Resource-Efficient Digitized Adiabatic Quantum Factorization

Abstract

Digitized adiabatic quantum factorization is a hybrid algorithm that exploits the advantage of digitized quantum computers to implement efficient adiabatic algorithms for factorization through gate decompositions of analog evolutions. In this paper, we harness the flexibility of digitized computers to derive a digitized adiabatic algorithm able to reduce the gate-demanding costs of implementing factorization. To this end, we propose a new approach for adiabatic factorization by encoding the solution of the problem in the kernel subspace of the problem Hamiltonian, instead of using ground-state encoding considered in the standard adiabatic factorization proposed by Peng $et$ $al$. [Phys. Rev.
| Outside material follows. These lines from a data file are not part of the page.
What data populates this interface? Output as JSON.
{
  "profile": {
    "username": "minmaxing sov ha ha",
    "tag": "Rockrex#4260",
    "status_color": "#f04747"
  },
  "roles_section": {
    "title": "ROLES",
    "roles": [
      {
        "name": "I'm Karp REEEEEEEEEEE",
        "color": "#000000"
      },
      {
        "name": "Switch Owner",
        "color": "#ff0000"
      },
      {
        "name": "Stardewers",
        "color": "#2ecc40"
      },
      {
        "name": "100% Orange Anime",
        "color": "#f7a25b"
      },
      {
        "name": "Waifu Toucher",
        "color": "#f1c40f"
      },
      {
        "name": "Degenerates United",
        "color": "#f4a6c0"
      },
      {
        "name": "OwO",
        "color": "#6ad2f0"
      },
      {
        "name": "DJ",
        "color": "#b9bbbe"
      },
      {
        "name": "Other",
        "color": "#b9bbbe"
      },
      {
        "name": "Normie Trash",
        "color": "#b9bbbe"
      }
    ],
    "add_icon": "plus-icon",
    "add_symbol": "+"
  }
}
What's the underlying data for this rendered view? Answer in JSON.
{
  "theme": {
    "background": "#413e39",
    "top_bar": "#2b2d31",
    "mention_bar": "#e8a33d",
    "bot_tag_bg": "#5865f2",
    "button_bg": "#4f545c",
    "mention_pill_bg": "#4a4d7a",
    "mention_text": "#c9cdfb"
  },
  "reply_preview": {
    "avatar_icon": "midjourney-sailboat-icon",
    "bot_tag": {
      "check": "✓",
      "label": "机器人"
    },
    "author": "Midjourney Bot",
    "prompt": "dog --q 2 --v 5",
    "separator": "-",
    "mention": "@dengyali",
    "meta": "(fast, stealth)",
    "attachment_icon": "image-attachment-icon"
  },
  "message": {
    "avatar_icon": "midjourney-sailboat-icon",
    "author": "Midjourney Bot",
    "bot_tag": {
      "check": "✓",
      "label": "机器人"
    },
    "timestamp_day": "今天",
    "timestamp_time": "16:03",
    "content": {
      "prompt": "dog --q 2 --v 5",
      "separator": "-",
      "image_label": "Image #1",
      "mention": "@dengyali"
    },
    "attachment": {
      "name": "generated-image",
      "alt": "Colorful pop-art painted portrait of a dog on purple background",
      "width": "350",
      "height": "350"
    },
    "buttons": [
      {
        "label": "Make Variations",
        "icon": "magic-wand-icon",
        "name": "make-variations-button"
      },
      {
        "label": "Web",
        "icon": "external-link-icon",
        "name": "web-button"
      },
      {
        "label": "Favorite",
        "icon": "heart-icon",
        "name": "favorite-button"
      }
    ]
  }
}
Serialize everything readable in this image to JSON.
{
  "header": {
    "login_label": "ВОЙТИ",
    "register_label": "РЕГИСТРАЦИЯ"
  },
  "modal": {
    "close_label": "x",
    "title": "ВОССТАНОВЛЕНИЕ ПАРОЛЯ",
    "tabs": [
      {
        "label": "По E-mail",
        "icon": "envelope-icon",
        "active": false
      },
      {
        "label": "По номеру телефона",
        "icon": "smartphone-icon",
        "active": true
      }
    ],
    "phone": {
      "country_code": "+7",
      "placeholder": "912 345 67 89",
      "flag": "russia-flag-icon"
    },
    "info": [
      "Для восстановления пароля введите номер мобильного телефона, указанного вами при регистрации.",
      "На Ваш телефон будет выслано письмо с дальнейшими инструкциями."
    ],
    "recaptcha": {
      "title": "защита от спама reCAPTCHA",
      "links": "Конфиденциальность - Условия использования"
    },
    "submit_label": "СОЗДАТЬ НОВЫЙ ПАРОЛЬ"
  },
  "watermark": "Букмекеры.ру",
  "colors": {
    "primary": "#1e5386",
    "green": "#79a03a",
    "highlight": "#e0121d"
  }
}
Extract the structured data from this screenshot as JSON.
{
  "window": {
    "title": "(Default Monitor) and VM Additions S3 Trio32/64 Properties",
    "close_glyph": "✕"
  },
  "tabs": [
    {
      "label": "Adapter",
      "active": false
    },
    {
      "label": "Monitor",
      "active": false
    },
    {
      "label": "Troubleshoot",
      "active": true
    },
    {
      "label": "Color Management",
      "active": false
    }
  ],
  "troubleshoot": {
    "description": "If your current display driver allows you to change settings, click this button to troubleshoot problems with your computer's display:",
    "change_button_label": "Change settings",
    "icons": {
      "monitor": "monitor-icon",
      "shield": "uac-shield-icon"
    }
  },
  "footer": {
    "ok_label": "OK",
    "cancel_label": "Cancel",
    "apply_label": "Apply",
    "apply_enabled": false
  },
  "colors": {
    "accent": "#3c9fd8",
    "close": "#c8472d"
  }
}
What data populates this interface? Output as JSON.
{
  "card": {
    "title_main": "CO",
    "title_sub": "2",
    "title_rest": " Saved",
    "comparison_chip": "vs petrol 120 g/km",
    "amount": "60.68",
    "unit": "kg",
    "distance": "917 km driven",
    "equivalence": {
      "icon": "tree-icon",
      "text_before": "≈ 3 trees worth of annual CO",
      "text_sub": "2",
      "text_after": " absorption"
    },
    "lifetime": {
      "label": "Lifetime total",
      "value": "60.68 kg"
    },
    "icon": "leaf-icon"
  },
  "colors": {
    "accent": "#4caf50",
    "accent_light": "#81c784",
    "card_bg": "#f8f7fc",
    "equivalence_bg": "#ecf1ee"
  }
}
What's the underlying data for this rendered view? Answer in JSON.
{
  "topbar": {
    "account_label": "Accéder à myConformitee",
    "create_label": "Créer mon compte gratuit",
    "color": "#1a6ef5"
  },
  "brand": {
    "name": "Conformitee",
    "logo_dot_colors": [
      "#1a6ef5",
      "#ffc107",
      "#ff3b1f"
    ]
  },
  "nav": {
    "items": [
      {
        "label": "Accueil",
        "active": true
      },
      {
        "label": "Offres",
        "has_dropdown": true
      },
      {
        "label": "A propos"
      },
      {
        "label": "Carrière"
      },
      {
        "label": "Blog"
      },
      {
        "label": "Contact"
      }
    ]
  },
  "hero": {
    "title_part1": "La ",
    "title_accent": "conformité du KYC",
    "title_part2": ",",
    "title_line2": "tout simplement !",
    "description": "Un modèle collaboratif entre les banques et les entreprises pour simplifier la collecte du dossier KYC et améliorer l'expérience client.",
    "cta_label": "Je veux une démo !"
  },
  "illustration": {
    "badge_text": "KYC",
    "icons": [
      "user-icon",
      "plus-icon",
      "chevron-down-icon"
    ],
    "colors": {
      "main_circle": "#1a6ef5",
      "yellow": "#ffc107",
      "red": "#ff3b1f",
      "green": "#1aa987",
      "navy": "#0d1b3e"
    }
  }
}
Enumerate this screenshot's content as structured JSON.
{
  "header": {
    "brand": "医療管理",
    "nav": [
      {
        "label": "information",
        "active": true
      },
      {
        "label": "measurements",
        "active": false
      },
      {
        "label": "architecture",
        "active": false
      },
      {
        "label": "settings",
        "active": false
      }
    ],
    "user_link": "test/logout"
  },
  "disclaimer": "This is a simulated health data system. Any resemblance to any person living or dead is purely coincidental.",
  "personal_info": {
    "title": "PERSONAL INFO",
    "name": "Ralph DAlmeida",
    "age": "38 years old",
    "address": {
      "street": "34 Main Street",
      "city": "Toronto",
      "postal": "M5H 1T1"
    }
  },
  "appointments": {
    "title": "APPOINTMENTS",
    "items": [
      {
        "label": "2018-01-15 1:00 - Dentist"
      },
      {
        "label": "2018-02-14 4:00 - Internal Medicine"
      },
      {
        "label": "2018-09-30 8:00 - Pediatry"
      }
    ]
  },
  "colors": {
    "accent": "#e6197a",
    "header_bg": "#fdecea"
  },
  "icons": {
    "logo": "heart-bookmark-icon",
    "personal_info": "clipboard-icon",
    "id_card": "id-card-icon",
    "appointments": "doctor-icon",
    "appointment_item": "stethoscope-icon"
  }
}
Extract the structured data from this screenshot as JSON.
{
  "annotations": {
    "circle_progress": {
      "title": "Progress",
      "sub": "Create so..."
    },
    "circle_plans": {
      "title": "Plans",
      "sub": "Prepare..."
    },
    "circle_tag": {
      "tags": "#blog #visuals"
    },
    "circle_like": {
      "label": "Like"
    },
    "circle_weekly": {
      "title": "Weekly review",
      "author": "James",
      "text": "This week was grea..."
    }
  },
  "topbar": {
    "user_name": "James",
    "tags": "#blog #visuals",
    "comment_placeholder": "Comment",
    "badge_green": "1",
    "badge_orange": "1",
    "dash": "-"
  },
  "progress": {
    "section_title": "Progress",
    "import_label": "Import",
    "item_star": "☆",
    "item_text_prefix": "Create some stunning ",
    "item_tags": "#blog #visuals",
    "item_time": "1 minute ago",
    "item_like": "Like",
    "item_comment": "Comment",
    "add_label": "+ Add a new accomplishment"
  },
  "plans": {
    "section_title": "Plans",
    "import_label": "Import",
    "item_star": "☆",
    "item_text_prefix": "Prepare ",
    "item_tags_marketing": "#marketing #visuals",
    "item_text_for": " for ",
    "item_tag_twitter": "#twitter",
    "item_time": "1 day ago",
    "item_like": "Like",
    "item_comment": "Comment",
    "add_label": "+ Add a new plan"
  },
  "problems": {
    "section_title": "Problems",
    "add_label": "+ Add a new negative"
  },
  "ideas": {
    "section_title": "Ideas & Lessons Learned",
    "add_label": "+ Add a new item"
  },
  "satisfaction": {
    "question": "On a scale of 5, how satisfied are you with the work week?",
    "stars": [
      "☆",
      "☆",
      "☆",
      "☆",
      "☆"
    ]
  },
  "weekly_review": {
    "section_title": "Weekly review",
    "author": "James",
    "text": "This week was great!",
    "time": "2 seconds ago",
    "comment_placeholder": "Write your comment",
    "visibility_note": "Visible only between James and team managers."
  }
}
Lett. 101, 220405 (2008)]. Our encoding enables the design of adiabatic factorization algorithms belonging to the class of Quadratic Unconstrained Binary Optimization (QUBO) methods, instead the Polinomial Unconstrained Binary Optimization (PUBO) used by standard adiabatic factorization. We illustrate the performance of our QUBO algorithm by implementing the factorization of integers $N$ up to 8 bits. The results demonstrate a substantial improvement over the PUBO formulation, both in terms of reduced circuit complexity and increased fidelity in identifying the correct solution.